To solve the integral \( \int_{0}^{2} |1 - x| \, dx \), we will break it down into two parts based on the behavior of the absolute value function. ### Step 1: Identify where the expression inside the absolute value changes sign The expression \( |1 - x| \) changes sign at \( x = 1 \).
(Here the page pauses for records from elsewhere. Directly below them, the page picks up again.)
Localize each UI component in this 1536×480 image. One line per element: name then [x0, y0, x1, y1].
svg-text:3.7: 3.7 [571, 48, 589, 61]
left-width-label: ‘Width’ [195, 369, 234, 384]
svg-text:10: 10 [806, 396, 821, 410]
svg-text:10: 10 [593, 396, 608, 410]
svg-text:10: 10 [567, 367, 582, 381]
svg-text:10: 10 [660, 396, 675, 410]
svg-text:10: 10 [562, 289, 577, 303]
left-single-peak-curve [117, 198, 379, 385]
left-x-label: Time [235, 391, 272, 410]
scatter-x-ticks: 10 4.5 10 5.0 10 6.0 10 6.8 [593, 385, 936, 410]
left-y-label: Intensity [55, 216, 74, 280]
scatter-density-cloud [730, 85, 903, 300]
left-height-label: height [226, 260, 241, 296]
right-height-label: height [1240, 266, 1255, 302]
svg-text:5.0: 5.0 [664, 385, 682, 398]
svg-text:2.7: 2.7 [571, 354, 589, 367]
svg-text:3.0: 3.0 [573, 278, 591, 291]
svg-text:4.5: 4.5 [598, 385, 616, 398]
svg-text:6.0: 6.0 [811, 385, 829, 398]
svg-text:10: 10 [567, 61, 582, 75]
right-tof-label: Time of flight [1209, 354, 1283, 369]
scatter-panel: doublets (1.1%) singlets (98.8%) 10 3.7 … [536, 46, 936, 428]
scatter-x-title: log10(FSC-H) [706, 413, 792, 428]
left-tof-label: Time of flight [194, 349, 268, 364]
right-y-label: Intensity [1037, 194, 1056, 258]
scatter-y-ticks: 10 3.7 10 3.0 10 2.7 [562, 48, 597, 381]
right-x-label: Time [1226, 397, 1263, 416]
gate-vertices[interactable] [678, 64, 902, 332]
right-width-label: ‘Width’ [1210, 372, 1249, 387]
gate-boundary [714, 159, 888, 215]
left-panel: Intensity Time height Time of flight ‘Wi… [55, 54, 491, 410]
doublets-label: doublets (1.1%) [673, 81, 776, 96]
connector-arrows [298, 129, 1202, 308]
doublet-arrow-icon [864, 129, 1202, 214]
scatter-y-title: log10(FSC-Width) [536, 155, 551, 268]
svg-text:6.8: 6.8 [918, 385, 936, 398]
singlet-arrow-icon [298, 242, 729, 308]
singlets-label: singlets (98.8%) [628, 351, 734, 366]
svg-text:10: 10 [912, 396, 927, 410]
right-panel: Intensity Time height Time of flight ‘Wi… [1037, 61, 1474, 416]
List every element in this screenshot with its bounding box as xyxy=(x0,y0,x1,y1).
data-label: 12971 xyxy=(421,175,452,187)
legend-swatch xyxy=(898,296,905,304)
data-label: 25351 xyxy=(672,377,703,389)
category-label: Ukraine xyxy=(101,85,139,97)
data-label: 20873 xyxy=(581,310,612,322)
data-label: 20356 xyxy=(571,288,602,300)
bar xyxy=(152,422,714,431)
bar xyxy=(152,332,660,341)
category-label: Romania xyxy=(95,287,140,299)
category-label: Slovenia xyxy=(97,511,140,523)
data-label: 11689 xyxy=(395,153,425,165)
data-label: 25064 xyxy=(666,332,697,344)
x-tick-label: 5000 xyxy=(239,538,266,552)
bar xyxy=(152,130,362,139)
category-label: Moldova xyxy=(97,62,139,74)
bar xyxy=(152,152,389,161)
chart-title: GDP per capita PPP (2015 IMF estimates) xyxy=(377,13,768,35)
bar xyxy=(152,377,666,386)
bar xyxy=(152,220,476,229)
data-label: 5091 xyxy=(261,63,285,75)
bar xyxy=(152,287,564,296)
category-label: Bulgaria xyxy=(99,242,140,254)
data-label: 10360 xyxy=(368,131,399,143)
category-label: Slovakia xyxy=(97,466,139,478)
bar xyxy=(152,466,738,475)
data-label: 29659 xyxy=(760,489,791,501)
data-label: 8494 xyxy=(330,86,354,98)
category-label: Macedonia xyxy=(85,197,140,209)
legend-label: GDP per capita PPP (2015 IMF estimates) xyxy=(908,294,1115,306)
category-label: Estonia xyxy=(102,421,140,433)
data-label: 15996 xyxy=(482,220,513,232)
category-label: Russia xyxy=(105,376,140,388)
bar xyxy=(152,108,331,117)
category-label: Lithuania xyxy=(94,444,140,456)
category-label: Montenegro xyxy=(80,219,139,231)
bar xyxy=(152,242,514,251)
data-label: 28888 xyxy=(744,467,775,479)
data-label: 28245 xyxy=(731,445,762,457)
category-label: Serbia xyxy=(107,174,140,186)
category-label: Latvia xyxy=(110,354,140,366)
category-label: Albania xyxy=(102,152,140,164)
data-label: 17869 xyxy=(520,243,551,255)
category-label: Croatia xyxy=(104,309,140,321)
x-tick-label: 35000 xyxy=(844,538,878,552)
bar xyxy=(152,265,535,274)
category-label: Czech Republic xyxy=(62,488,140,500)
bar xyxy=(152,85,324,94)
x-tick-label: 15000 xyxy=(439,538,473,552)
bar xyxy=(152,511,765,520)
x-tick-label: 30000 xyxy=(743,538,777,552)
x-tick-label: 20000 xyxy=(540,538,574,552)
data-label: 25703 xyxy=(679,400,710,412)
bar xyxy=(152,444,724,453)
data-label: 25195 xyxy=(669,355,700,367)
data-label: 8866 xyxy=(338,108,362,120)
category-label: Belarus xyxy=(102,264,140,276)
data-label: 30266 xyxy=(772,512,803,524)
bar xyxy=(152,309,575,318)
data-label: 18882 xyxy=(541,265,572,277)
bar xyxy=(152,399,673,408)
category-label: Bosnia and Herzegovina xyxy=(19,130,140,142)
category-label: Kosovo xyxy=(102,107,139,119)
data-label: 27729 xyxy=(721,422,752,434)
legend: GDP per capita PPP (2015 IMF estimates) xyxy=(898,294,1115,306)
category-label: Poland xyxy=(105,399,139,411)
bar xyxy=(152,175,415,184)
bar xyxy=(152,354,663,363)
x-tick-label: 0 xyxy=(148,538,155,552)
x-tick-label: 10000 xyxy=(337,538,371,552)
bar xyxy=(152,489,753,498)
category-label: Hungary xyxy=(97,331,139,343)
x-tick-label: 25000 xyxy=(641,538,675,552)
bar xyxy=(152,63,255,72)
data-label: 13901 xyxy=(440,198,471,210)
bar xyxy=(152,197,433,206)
Therefore, we will split the integral into two parts: - From \( 0 \) to \( 1 \), \( 1 - x \geq 0 \) so \( |1 - x| = 1 - x \). - From \( 1 \) to \( 2 \), \( 1 - x < 0 \) so \( |1 - x| = -(1 - x) = x - 1 \). ### Step 2: Set up the integral We can now express the integral as: \[ \int_{0}^{2} |1 - x| \, dx = \int_{0}^{1} (1 - x) \, dx + \int_{1}^{2} (x - 1) \, dx \] ### Step 3: Calculate the first integral Calculate \( \int_{0}^{1} (1 - x) \, dx \): \[ \int (1 - x) \, dx = x - \frac{x^2}{2} + C \] Now, evaluate from \( 0 \) to \( 1 \): \[ \left[ x - \frac{x^2}{2} \right]_{0}^{1} = \left( 1 - \frac{1^2}{2} \right) - \left( 0 - 0 \right) = 1 - \frac{1}{2} = \frac{1}{2} \] ### Step 4: Calculate the second integral Now calculate \( \int_{1}^{2} (x - 1) \, dx \): \[ \int (x - 1) \, dx = \frac{x^2}{2} - x + C \] Evaluate from \( 1 \) to \( 2 \): \[ \left[ \frac{x^2}{2} - x \right]_{1}^{2} = \left( \frac{2^2}{2} - 2 \right) - \left( \frac{1^2}{2} - 1 \right) = \left( 2 - 2 \right) - \left( \frac{1}{2} - 1 \right) = 0 - \left( \frac{1}{2} - 1 \right) = 0 + \frac{1}{2} = \frac{1}{2} \] ### Step 5: Combine the results Now combine the results of the two integrals: \[ \int_{0}^{2} |1 - x| \, dx = \frac{1}{2} + \frac{1}{2} = 1 \] ### Final Answer Thus, the value of the integral \( \int_{0}^{2} |1 - x| \, dx \) is \( \boxed{1} \).